Inquiet de la progression du Jour de dépassement de la Terre, cela m’a frappé de découvrir que celle-ci se devançait à chaque année. Calculée par l’ONG américaine Global Footprint Network, cela correspond à la date de l’année à partir de laquelle l’humanité a consommé l’ensemble des ressources que la planète est capable de régénérer en un an. Passée cette date, l’humanité puiserait de manière irréversible dans les réserves non renouvelables (à échelle de temps humaine) de la Terre.
L’overshootday.org indique dans les années 80, le Jour de dépassement était début novembre, puis maintenant cela s’établit au début du mois d’août! Même si certains scientifiques, citoyens, politiciens critiquent (à tort ou à raison) cet indicateur du Jour du dépassement, l’essence ou l’esprit de cette méthodologie demeure probablement utile pour nous sensibiliser à notre surconsommation.
Ne plus donner de cadeaux? Rien n’oblige à donner des cadeaux à Noël, certains le font peut-être déjà! Bien que cela reste une bonne façon de réduire notre impact sur l’environnement. Par contre, on s’expose au jugement des autres…
Donner des cadeaux recyclés faits soi-même?

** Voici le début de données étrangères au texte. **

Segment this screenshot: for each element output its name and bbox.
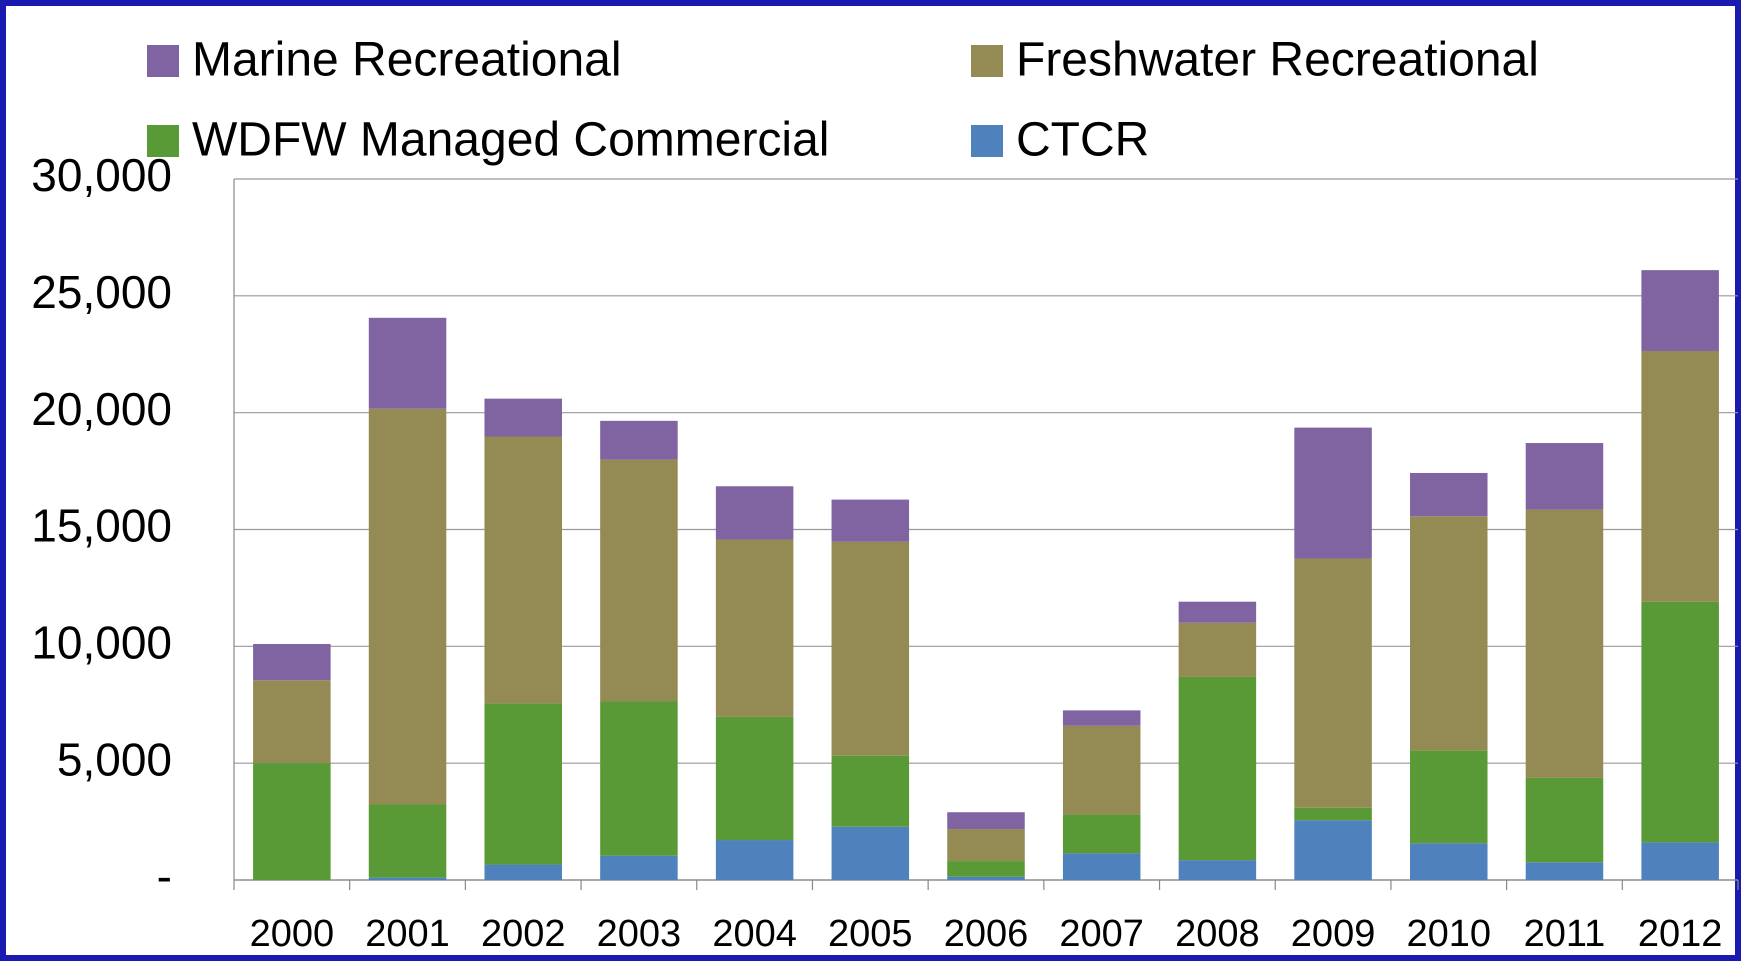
- legend-label: CTCR: [1016, 114, 1149, 167]
- y-tick-label: 5,000: [57, 733, 172, 785]
- x-tick-label: 2006: [944, 913, 1029, 955]
- bar-segment: [1525, 509, 1604, 778]
- bar-segment: [600, 701, 678, 856]
- bar-segment: [368, 804, 447, 878]
- bar-segment: [715, 716, 794, 841]
- bar-segment: [1294, 820, 1372, 880]
- bar-segment: [1062, 814, 1141, 854]
- bar-segment: [1525, 862, 1604, 880]
- bar-segment: [600, 855, 678, 880]
- bar-segment: [253, 643, 331, 681]
- x-tick-label: 2012: [1638, 913, 1723, 955]
- bar-segment: [368, 877, 447, 880]
- bar-segment: [1641, 842, 1719, 880]
- bar-segment: [1410, 843, 1488, 880]
- bar-segment: [1410, 516, 1488, 751]
- bar-segment: [1062, 725, 1141, 815]
- bar-segment: [484, 703, 562, 865]
- x-tick-label: 2005: [828, 913, 913, 955]
- bar-segment: [715, 539, 794, 717]
- bar-segment: [947, 812, 1025, 830]
- bar-segment: [1178, 622, 1257, 677]
- bar-segment: [368, 408, 447, 805]
- x-tick-label: 2000: [250, 913, 335, 955]
- bar-segment: [831, 541, 910, 756]
- x-tick-label: 2010: [1406, 913, 1491, 955]
- bar-segment: [831, 499, 910, 542]
- x-tick-label: 2003: [597, 913, 682, 955]
- bar-segment: [1410, 750, 1488, 844]
- bar-segment: [1641, 350, 1719, 602]
- bar-segment: [368, 317, 447, 409]
- bar-segment: [1062, 710, 1141, 726]
- bar-segment: [715, 486, 794, 540]
- y-tick-label: 20,000: [31, 383, 172, 435]
- legend-label: Marine Recreational: [192, 34, 622, 87]
- bar-segment: [1294, 558, 1372, 808]
- bar-segment: [1641, 601, 1719, 843]
- bar-segment: [484, 864, 562, 880]
- x-tick-label: 2009: [1291, 913, 1376, 955]
- bar-segment: [715, 840, 794, 880]
- bar-segment: [1525, 777, 1604, 863]
- bar-segment: [1641, 270, 1719, 351]
- bar-segment: [831, 755, 910, 827]
- y-tick-label: -: [157, 850, 172, 902]
- y-tick-label: 10,000: [31, 616, 172, 668]
- bar-segment: [1294, 807, 1372, 821]
- bar-segment: [484, 436, 562, 704]
- bar-segment: [1410, 472, 1488, 517]
- legend-swatch: [147, 125, 179, 157]
- legend-label: WDFW Managed Commercial: [192, 114, 829, 167]
- legend-swatch: [147, 45, 179, 77]
- x-tick-label: 2004: [712, 913, 797, 955]
- y-tick-label: 15,000: [31, 500, 172, 552]
- x-tick-label: 2001: [365, 913, 450, 955]
- legend-swatch: [971, 45, 1003, 77]
- y-tick-label: 25,000: [31, 266, 172, 318]
- x-tick-label: 2011: [1524, 913, 1606, 955]
- x-tick-label: 2002: [481, 913, 566, 955]
- bar-segment: [1178, 601, 1257, 623]
- bar-segment: [947, 876, 1025, 880]
- bar-segment: [600, 420, 678, 460]
- x-tick-label: 2008: [1175, 913, 1260, 955]
- bar-segment: [484, 398, 562, 437]
- bar-segment: [947, 829, 1025, 862]
- bar-segment: [1178, 860, 1257, 880]
- bar-segment: [1525, 443, 1604, 510]
- bar-segment: [947, 861, 1025, 877]
- legend-label: Freshwater Recreational: [1016, 34, 1539, 87]
- bar-segment: [1062, 853, 1141, 880]
- bar-segment: [253, 763, 331, 880]
- legend-swatch: [971, 125, 1003, 157]
- y-tick-label: 30,000: [31, 149, 172, 201]
- bar-segment: [600, 459, 678, 702]
- x-tick-label: 2007: [1059, 913, 1144, 955]
- bar-segment: [253, 680, 331, 764]
- bar-segment: [1178, 676, 1257, 861]
- bar-segment: [1294, 427, 1372, 559]
- bar-segment: [831, 826, 910, 880]
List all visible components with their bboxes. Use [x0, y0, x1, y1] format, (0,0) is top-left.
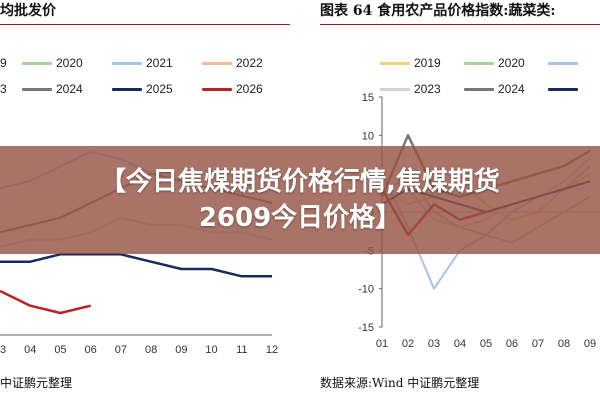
legend-swatch [380, 88, 410, 92]
legend-swatch [112, 88, 142, 92]
headline-line-1: 【今日焦煤期货价格行情,焦煤期货 [100, 167, 500, 197]
left-legend-item: 2020 [22, 55, 83, 71]
x-tick-label: 08 [145, 344, 157, 356]
legend-swatch [202, 62, 232, 66]
left-title-rule [0, 24, 290, 25]
right-title-rule [320, 24, 600, 25]
right-legend-item: 2020 [464, 55, 525, 71]
right-legend-item: 2023 [380, 81, 441, 97]
x-tick-label: 09 [584, 338, 596, 350]
x-tick-label: 11 [236, 344, 247, 356]
x-tick-label: 03 [428, 338, 440, 350]
x-tick-label: 06 [506, 338, 518, 350]
y-tick-label: 15 [362, 92, 374, 104]
left-chart-title: 均批发价 [0, 3, 56, 19]
left-legend-item: 3 [0, 81, 7, 97]
left-legend-item: 2021 [112, 55, 173, 71]
headline-banner[interactable]: 【今日焦煤期货价格行情,焦煤期货 2609今日价格】 [0, 146, 600, 254]
x-tick-label: 06 [85, 344, 97, 356]
legend-swatch [22, 62, 52, 66]
legend-label: 9 [0, 56, 7, 70]
x-tick-label: 08 [558, 338, 570, 350]
y-tick-label: -15 [358, 322, 374, 334]
legend-swatch [548, 88, 578, 92]
left-legend-item: 2024 [22, 81, 83, 97]
right-source-note: 数据来源:Wind 中证鹏元整理 [320, 376, 480, 390]
legend-label: 2024 [56, 82, 83, 96]
x-tick-label: 04 [24, 344, 36, 356]
right-legend-item [548, 81, 582, 97]
right-legend: 2019 2020 2023 2024 [380, 55, 600, 97]
series-line [0, 289, 91, 315]
left-legend-item: 2026 [202, 81, 263, 97]
right-legend-item [548, 55, 582, 71]
y-tick-label: 10 [362, 130, 374, 142]
legend-swatch [202, 88, 232, 92]
left-legend-item: 2025 [112, 81, 173, 97]
legend-swatch [112, 62, 142, 66]
x-tick-label: 05 [480, 338, 492, 350]
left-legend-item: 2022 [202, 55, 263, 71]
legend-swatch [464, 88, 494, 92]
legend-label: 2022 [236, 56, 263, 70]
right-legend-item: 2024 [464, 81, 525, 97]
legend-swatch [22, 88, 52, 92]
legend-swatch [548, 62, 578, 66]
x-tick-label: 04 [454, 338, 466, 350]
x-tick-label: 05 [54, 344, 66, 356]
legend-label: 2025 [146, 82, 173, 96]
x-tick-label: 07 [532, 338, 544, 350]
legend-label: 2021 [146, 56, 173, 70]
right-legend-item: 2019 [380, 55, 441, 71]
legend-swatch [464, 62, 494, 66]
left-legend: 9 2020 2021 2022 3 2024 2025 2026 [0, 55, 290, 97]
x-tick-label: 01 [376, 338, 388, 350]
x-tick-label: 03 [0, 344, 6, 356]
legend-label: 2019 [414, 56, 441, 70]
x-tick-label: 12 [266, 344, 278, 356]
series-line [0, 253, 272, 278]
legend-label: 2023 [414, 82, 441, 96]
x-tick-label: 10 [205, 344, 217, 356]
legend-label: 3 [0, 82, 7, 96]
headline-line-2: 2609今日价格】 [198, 203, 402, 233]
legend-label: 2020 [498, 56, 525, 70]
y-tick-label: -10 [358, 284, 374, 296]
x-tick-label: 02 [402, 338, 414, 350]
x-tick-label: 09 [175, 344, 187, 356]
x-tick-label: 07 [115, 344, 127, 356]
left-source-note: 中证鹏元整理 [0, 376, 73, 390]
legend-swatch [380, 62, 410, 66]
legend-label: 2026 [236, 82, 263, 96]
right-chart-title: 图表 64 食用农产品价格指数:蔬菜类: [320, 3, 556, 19]
left-legend-item: 9 [0, 55, 7, 71]
legend-label: 2024 [498, 82, 525, 96]
legend-label: 2020 [56, 56, 83, 70]
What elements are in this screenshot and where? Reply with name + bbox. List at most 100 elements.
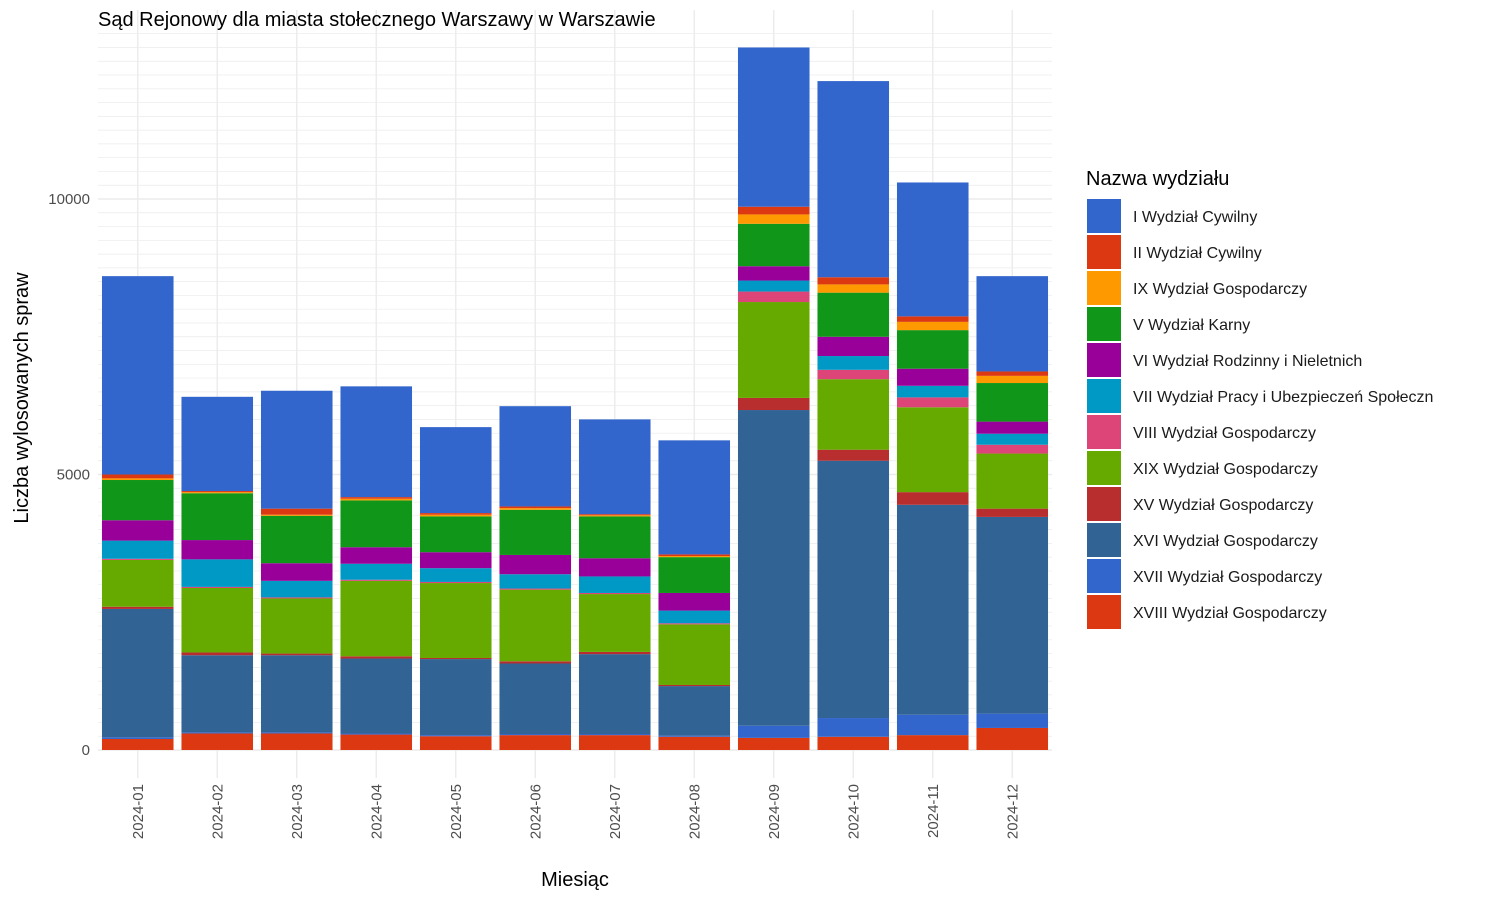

Bien que cela ne sera pas facile de fabriquer une tablette électronique ou une console de jeux avec restant de tuyau de plastique et fils de cuivre! Pourquoi ne pas penser faire une sortie (au musée gratuit le 1er dimanche du mois), d’offrir des plats faits maison ou de profiter d’activités de plein air en famille. Cette dernière option, je l’ai personnellement essayée à quelques occasions et elle est très intéressante, excepté pour le défi qu’à mesure que la «famille» s’agrandit, ce n’est pas facile de concilier les goûts et les disponibilités de tout le monde.
Poursuivre dans l’achat de cadeaux? Même si M. Marcil notait que les biens semi-durables, qui comprennent les cadeaux comme les vêtements, les petits appareils ménagers ou les jouets, auraient ainsi augmenté de 45% depuis 60 ans. Il semble donc y avoir des alternatives au traditionnel achat de cadeaux.
Je ne suis certainement pas le seul à avoir remarqué que certains produits sont de moins en moins durables, que ce soit en raison d’une obsolescence technique réelle ou contrôlée, ou une obsolescence psychologique qui nous incite à acheter le dernier téléphone intelligent à la mode… parce que son écran mesure 2,4 mm de plus, wow! Il me semble qu’on pourrait voir autrement…
Je pourrais déjà en parler au prochain souper de Noël, comment les gens verraient cela? Peut-être leur dire que la préservation de la planète est aussi un acte d’Amour, surtout pour ceux qui nous suivront. Recevoir une «expérience à partager» est aussi un beau cadeau. Offrir du temps, cela ne reste-t-il pas ce que l’on a de plus beau à offrir?